Aside from a computer voiced by a pre-disappointment Kevin Spacey, Moon is a minimalist, one-man play that delves into the psyche of a man who has either been alone for far too long, or who really is the subject of an insidious conspiracy. The incredible acting and paranoid, claustrophobic atmosphere make Moon a must-see for fans of sci-fi, existential horror, and psychological thrillers alike.

Dark (2017)

Welcome to Winden, Germany, a small town where the weather forecast is a 100% chance of rain and the nuclear reactor is always smoking in the background. The townsfolk are all either related to or cheating on each other, and everyone is equally fluent in German, English, and pimp-slap. A young boy has just gone missing in the caves, and a wormhole to the eighties has just opened underneath the power plant.

Often glibly described as “the German Stranger Things,” Dark is a hit-or-miss series for most viewers. The plot takes place across three time periods and six decades as characters age and time-travel, and even by time-travel standards, the storyline and relationships are extremely convoluted. On the other hand, half the appeal of Dark is that the writers tell nothing and show everything; the viewer is challenged to decipher and interpret for themselves. Beautifully shot, with scenery and soundtrack that ooze Bavarian grimness, Dark is no casual marathon, and should be reserved for viewers who want an austere, melancholic story that refuses to hold their hand.

The Bad Batch (2016)

A young woman (Suki Waterhouse) is abandoned in the feral desert wastelands outside of Texas, where she is quickly captured by, and loses a couple limbs to, a group of cannibal bodybuilders. Effecting her escape, she is taken in by a group of scavengers, and plots her revenge--vengeance which leads her to kill the wife and kidnap the daughter of Miami Man (Jason Momoa), the warlord artiste who imprisoned her.

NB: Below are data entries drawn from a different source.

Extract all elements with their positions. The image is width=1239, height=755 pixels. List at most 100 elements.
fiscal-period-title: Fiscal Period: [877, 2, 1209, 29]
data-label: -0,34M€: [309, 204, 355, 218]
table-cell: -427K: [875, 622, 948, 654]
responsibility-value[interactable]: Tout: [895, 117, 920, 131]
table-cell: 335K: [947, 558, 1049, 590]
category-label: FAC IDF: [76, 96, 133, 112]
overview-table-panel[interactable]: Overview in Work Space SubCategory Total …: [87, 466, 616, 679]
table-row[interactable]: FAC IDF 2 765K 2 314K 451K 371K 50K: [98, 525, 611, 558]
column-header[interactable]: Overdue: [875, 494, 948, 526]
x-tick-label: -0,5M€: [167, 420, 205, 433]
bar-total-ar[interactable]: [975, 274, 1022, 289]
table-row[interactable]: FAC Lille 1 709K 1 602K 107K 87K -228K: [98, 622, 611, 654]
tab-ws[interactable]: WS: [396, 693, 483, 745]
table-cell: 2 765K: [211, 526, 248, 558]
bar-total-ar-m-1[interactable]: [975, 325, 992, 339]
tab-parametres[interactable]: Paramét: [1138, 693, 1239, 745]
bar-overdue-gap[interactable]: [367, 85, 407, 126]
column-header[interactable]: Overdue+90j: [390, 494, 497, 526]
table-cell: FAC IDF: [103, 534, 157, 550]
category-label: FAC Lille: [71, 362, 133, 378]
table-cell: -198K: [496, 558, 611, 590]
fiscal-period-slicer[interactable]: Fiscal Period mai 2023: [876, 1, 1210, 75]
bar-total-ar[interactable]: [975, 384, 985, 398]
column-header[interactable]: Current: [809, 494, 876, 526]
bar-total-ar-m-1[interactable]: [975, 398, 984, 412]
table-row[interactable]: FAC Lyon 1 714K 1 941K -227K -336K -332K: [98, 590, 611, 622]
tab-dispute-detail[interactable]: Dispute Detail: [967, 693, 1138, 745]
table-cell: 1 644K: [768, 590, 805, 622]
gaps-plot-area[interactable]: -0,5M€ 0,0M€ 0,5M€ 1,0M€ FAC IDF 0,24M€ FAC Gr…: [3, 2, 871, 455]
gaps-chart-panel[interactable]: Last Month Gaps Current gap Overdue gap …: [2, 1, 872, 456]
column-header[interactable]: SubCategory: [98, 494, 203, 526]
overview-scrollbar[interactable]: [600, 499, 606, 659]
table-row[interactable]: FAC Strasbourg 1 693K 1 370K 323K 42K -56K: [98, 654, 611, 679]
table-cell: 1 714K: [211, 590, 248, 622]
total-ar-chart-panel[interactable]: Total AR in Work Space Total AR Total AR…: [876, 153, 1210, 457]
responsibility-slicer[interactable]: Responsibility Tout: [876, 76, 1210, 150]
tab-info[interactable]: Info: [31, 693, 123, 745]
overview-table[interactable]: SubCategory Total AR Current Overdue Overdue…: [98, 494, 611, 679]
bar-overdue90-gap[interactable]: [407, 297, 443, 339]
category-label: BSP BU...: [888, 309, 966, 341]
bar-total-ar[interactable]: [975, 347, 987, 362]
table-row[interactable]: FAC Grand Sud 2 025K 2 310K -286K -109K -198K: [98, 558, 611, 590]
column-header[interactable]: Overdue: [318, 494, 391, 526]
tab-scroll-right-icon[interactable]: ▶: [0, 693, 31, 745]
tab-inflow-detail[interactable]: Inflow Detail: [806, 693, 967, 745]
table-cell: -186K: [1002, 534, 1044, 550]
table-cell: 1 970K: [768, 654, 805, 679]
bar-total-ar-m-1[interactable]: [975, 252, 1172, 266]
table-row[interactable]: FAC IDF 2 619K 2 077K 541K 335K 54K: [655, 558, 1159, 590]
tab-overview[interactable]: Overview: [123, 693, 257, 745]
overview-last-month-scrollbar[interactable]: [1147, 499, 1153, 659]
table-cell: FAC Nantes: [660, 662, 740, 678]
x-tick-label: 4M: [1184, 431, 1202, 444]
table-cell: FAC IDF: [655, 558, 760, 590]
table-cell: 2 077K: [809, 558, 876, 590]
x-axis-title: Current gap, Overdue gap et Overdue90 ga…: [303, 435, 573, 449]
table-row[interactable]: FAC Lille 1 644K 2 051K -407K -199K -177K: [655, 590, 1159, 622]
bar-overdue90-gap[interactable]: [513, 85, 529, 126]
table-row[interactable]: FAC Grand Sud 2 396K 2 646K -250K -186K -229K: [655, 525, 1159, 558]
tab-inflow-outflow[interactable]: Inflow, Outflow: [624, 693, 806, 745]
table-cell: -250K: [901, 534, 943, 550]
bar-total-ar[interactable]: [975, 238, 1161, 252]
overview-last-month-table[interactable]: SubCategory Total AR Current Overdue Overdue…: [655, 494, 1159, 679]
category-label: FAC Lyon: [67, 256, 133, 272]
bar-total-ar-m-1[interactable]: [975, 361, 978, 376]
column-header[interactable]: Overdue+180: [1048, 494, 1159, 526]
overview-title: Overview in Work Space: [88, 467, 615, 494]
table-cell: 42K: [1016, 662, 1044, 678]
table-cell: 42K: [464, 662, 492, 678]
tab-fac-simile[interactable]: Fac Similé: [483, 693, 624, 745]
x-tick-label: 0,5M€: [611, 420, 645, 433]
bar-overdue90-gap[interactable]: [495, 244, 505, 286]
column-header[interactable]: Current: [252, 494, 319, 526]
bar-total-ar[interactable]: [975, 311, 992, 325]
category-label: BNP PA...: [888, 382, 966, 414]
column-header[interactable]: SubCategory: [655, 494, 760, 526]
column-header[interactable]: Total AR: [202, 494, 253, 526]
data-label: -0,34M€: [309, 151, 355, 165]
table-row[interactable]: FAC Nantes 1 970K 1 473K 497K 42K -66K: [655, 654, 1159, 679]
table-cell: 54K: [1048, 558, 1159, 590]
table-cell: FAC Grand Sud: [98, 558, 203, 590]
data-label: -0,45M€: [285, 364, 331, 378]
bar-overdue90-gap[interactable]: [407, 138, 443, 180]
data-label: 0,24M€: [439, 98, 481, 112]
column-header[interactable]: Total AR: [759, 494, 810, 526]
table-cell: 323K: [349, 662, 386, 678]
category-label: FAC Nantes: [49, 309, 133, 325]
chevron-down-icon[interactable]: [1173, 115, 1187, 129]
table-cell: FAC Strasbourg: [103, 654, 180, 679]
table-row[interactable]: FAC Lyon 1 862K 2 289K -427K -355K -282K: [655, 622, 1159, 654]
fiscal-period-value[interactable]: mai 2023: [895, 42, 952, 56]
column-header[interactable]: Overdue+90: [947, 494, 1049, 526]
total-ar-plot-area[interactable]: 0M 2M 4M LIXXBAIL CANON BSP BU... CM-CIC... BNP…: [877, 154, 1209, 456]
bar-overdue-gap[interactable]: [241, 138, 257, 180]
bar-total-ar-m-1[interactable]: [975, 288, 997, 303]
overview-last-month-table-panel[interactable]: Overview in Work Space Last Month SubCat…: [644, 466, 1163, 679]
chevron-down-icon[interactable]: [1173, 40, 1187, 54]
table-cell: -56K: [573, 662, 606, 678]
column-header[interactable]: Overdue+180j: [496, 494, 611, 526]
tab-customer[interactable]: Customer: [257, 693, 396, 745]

If you ever wondered what daily life was like for the inhabitants of a Mad Max movie, The Bad Batch has your answer; it’s a gritty, brutal punk western told largely without dialogue. The story flows along lines drawn by stunning visuals and masterful camerawork. The pacing can drag somewhat, and its genre-bouncing inability to commit can be as much of a weakness as a strength, but its bizarre, eclectic vision shines through--even if it sometimes tries much too hard to be bizarre and eclectic.

Starring Keanu Reeves and Jim Carrey of all people, with a soundtrack that bounces from Die Antwoord to Boy George, The Bad Batch is a dark, twisted, and wholly bizarre film most definitely not suited for minors. More than just grindhouse — though it most certainly takes its cues from the genre — The Bad Batch is at once empowering, explicit, and more than a little disgusting. Fans of grindhouse, Tarantino, and just good messed-up movies in general should bump The Bad Batch to the top of their Netflix queues.